Interviewed by Julian Portilla, 2003
This rough transcript provides a text alternative to audio. We apologize for occasional errors and unintelligible sections (which are marked with ???).
Q: Talk a little more, if you would, about your work as a Track I diplomat and how you engaged the Track II part of the conflict resolution field, and especially in seeking insider partials.
A: We didn't think of it as Track two at the time, but I spent, as I said, over eight years working to try and get South African troops out of neighboring countries, to get Cubans out of Africa, where they had no business being, and in effect to end the Cold War on the regional level in South Africa. We were often groping for channels and insider partials. It's really all about channels.
We found it very easy as a government of a superpower to get received officially, of course. People don't say no to the United States when you ask for a meeting. That official meeting didn't necessarily mean much, and what you really want to do is to get to the people who really make decisions. You're trying to figure out how to read what are quite often very darkened rooms where there's very little transparency. You're trying to figure out who in the Cuban government makes decisions, who in the South African government, who in the Angolan government, who within SWAPO, or some other such movements really make the decisions. The way you find that out is quite often by talking to their friends, their ideological allies and bedfellows, just the veterans who've been around the story for a long, long time, where there's lots of fraternal conflicts that go back a long time. We wound up spending a lot of our time, doing that nearly-decade-long experience talking to people who didn't have official jobs at all, but who know the parties much better than we did. Sometimes we'd learn interesting things and that's as far as it'd go. Sometimes we actually got hot information that we would never have gotten through official channels.
Q: People like that will actually talk to American Track I diplomats?
A: Sure they will, but only if there's an effort made to build the connections, you know. Part of the Track I job is to make your self the center, the pivot, and to make yourself indispensable to progress. That sounds aggressive, and to some degree it is aggressive. What you're doing is killing alternative approaches, or co-opting them. On the other hand, part of what you're doing is trying to build the strongest-possible intervention, so that it's irresistible and it's attractive. By the end of the story everybody was on our side of the table: the Russians, the U.N., and the Cubans. I mean, this agreement that I'm referring to almost went off the table, went off the Tracks after an unexpected military adventure by SWAPO's leadership, just before the implementation of the peace agreement was about to begin. We got on the telephone before that was common practice and called the Russians by open-line telephone calls, which never used to happen, got in touch with the Cubans on the open line to consult them as to what we were going to do to get this thing back on the Track.
The reaction of the Cubans was startling, these people are threatening our agreement. In other words they saw it as their agreement.
Q: Which is a success?
A: Absolutely. That's what you've got to do ultimately, but that takes a lot of time, to make this everybody's agreement and to isolate those who would be spoilers or feel threatened by it.

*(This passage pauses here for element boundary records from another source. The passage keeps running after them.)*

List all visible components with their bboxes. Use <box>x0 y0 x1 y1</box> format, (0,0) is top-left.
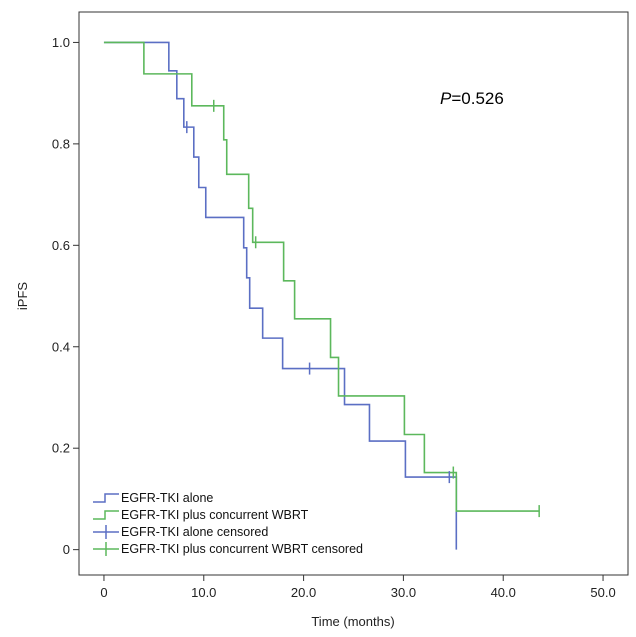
p-value-text: =0.526 <box>451 89 503 108</box>
legend-label: EGFR-TKI plus concurrent WBRT censored <box>121 542 363 556</box>
x-tick-label: 50.0 <box>590 585 615 600</box>
y-tick-label: 0.4 <box>52 339 70 354</box>
legend-label: EGFR-TKI plus concurrent WBRT <box>121 508 309 522</box>
x-tick-label: 40.0 <box>491 585 516 600</box>
y-tick-label: 0.6 <box>52 238 70 253</box>
legend-step-symbol <box>93 510 119 520</box>
x-tick-label: 30.0 <box>391 585 416 600</box>
y-tick-label: 0.2 <box>52 441 70 456</box>
curve-egfr-tki-plus-wbrt <box>103 41 540 512</box>
y-tick-label: 0 <box>63 542 70 557</box>
p-value-italic: P <box>440 89 452 108</box>
x-tick-label: 0 <box>100 585 107 600</box>
x-tick-label: 20.0 <box>291 585 316 600</box>
y-axis-title: iPFS <box>15 282 30 311</box>
legend-egfr-tki-alone-censored: EGFR-TKI alone censored <box>93 525 268 539</box>
legend-step-symbol <box>93 493 119 503</box>
legend-egfr-tki-plus-wbrt: EGFR-TKI plus concurrent WBRT <box>93 508 309 522</box>
x-axis-title: Time (months) <box>311 614 394 629</box>
x-tick-label: 10.0 <box>191 585 216 600</box>
legend-egfr-tki-plus-wbrt-censored: EGFR-TKI plus concurrent WBRT censored <box>93 542 363 556</box>
legend-label: EGFR-TKI alone censored <box>121 525 268 539</box>
legend-egfr-tki-alone: EGFR-TKI alone <box>93 491 213 505</box>
legend: EGFR-TKI alone EGFR-TKI plus concurrent W… <box>93 491 363 556</box>
curve-egfr-tki-alone <box>103 41 458 550</box>
y-tick-label: 1.0 <box>52 35 70 50</box>
p-value-annotation: P=0.526 <box>440 89 504 108</box>
legend-label: EGFR-TKI alone <box>121 491 213 505</box>
y-tick-label: 0.8 <box>52 136 70 151</box>
plot-frame <box>78 11 629 576</box>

Q: So if I understand you, the parties to this agreement were Cuba, South Africa
A: Angola, and indirectly SWAPO, the liberation movement in Namibia.
Q: The players included were Russia, the United States, and several others I'm sure, in Southern Africa.
A: All the frontline states. The British were very central players in this. We had a contact group of Western allies who involved in it as well, but the Brits were the key players for many reasons. They had good judgment, they knew the region well, and they had excellent channels of their own to some of the key players.
Q: When you get that kind of support from Cuba, in a situation like that, which would be an outlier, possibly a spoiler, how do you use that then to deal with someone like SWAPO? Can you say, look, the Cubans are upset that you're doing this, back off, or do the Cubans then take direct action and intervene to save the agreement, as in that particular case?
A: In that particular case, what we did was to summon an emergency meeting of a joint commission that we'd established just a few months earlier to work out the problem. We let these, shall we call it the liberation alliance or the socialize alliance or whatever you want to call it, we let them sort it out amongst themselves. In the meantime what had happened is that the only way to stop this military adventure was for the UN to authorize the South Africans to go after SWAPO, which is what they did. There was a military response as well as a political response. That sorted things out, and within months SWAPO was behaving itself and was back inside the country in a non-military fashion, and working effectively within the terms of the agreement. Of course that led to the constitutional process. Then came their first election, which, not surprising to anybody, SWAPO won and they're now the government of Namibia. That wasn't a surprise either, but they did not come in through the barrel of a gun, which was the key optical point.
Q: Is that an example of not allowing too much slack for the parties?
A: I think it is an example, yeah.
One of the things we designed, intentionally, but it was sort of by learning on the job, was that as soon as there was a settlement there should be a joint commission set up amongst the signatory parties with the observer parties participating. That would meet every month for the duration of the agreement, and the agreement had about a 30-month calendar for implementation.
I think that's something that has wide applicability in other cases. I think it should be systematically used so that the signing parties have a forum.